On 10/28/10 Thu Oct 28, 10, "J. Andrew Rogers" <jar.mail...@gmail.com>
wrote:

> On Thu, Oct 28, 2010 at 1:40 PM, Eric Evans <eev...@rackspace.com> wrote:
>> 
>> One solution to this is to implement a server-side query language, with
>> simple language drivers that manage all of the common functionality in a
>> consistent way (statement preparation, connection pooling, etc).

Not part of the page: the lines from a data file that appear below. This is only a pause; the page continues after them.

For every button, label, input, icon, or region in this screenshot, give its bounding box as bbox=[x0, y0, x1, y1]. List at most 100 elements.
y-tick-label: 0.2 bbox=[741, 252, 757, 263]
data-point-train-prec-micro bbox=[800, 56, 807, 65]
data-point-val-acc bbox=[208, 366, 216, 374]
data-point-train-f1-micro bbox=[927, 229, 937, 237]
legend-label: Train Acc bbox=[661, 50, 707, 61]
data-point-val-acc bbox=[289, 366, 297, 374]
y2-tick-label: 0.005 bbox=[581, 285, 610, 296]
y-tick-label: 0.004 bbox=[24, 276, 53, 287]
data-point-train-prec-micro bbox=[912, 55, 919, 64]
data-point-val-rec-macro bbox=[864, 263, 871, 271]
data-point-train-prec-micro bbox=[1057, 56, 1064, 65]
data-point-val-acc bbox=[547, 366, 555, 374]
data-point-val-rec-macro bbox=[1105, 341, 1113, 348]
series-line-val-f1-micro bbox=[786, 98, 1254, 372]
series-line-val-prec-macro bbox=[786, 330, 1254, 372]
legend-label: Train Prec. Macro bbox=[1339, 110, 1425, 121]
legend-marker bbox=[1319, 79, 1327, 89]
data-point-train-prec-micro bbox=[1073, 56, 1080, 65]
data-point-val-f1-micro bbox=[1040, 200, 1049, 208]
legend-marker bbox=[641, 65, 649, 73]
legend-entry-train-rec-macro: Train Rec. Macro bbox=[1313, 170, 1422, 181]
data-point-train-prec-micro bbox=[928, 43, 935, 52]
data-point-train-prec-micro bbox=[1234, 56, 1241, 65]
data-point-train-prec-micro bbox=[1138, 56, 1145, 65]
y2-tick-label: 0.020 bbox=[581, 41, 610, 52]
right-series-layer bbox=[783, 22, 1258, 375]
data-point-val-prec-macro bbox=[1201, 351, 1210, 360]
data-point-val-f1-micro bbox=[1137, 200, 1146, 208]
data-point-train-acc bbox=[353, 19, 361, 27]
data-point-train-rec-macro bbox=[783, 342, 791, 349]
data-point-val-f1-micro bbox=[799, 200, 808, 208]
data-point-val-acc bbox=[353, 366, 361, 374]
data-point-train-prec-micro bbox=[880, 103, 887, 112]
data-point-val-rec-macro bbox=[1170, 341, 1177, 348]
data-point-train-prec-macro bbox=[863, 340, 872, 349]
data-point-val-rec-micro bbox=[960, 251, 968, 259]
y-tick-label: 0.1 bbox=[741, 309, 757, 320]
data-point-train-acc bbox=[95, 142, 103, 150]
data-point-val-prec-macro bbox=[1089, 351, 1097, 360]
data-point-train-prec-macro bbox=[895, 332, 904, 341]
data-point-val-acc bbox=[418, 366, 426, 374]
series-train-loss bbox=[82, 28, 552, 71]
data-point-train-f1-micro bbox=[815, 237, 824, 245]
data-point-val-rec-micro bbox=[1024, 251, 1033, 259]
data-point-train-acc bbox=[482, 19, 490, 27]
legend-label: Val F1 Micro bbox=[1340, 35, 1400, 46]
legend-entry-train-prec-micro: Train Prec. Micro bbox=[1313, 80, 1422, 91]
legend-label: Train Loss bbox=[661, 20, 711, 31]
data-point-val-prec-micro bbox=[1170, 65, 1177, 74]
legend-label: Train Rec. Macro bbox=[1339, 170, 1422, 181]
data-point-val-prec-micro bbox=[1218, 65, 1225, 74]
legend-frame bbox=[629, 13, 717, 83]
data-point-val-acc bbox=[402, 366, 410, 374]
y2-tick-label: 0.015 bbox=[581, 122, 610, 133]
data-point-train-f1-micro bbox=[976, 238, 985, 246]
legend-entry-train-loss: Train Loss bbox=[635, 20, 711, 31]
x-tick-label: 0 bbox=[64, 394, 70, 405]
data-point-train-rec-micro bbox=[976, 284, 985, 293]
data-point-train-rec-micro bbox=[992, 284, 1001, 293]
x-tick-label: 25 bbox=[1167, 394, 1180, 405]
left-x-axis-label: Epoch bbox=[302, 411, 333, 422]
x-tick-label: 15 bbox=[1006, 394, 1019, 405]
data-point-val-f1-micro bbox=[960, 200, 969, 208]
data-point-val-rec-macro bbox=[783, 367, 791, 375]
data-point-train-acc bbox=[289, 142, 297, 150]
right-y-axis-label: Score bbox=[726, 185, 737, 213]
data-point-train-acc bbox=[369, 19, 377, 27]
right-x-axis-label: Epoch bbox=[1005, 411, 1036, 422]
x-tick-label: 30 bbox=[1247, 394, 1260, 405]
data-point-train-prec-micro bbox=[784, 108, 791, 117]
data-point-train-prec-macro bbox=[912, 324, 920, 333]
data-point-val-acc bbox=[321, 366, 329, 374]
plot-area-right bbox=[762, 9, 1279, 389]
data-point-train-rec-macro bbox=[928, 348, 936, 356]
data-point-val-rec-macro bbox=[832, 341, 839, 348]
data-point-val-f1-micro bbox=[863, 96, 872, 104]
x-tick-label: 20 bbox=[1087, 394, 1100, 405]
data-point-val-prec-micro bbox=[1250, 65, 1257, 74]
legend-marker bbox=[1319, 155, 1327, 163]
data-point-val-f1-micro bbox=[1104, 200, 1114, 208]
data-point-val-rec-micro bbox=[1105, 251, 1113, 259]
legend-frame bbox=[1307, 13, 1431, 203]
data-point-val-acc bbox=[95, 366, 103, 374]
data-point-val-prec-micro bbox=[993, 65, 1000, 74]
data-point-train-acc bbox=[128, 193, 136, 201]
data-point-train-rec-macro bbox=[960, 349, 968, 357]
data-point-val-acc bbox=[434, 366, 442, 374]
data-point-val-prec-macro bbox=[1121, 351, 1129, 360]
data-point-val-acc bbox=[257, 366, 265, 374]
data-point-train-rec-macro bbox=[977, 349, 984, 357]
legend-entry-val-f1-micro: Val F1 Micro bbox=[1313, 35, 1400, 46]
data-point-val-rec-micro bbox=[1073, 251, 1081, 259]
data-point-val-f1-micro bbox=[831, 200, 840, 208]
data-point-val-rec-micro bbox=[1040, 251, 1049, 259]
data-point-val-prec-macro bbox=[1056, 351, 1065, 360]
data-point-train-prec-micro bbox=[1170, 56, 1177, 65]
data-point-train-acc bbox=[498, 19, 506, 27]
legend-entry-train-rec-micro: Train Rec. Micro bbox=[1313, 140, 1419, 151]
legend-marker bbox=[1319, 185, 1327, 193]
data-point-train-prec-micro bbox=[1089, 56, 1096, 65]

>> Library maintainers would then build their idiomatic interfaces on top
>> of these, (and I imagine, remove a metric crap-ton of code in the
>> process).
>> 
>> To this end I've been playing with exactly that.  I have enough to do
>> simple reads and writes, and I have stubbed out drivers for Java and
>> Python.  I'm seeking community feedback to gauge interest, and to
>> satisfy the much needed desire to bike-shed. :)
>> 
>> http://github.com/eevans/cassandra/tree/CQL
>> 
>> You need to be sure you're checking out the "CQL" branch.
> 
> 
> Meta-comment: You probably should not call it CQL. That name is
> already used in multiple standards for similar purposes. These aren't
> dead standards either, for some types of non-SQL database applications
> you are required to implement them. I once wrote a query language
> bridge between a couple CQL database standards, and the current mess
> already confuses the hell out of people. It would not surprise me if
> someone is working on a CQL implementation (pick your standard) that
> uses Cassandra as a backend since it would be a good fit for some use
> cases.
> 
> To highlight the insanity of the "CQL" namespace, some government
> applications require implementation of two CQL standards where the
> "CQL" acronym expands to the *exact same name* and fill almost
> identical roles.  This creates several levels of hell for developers.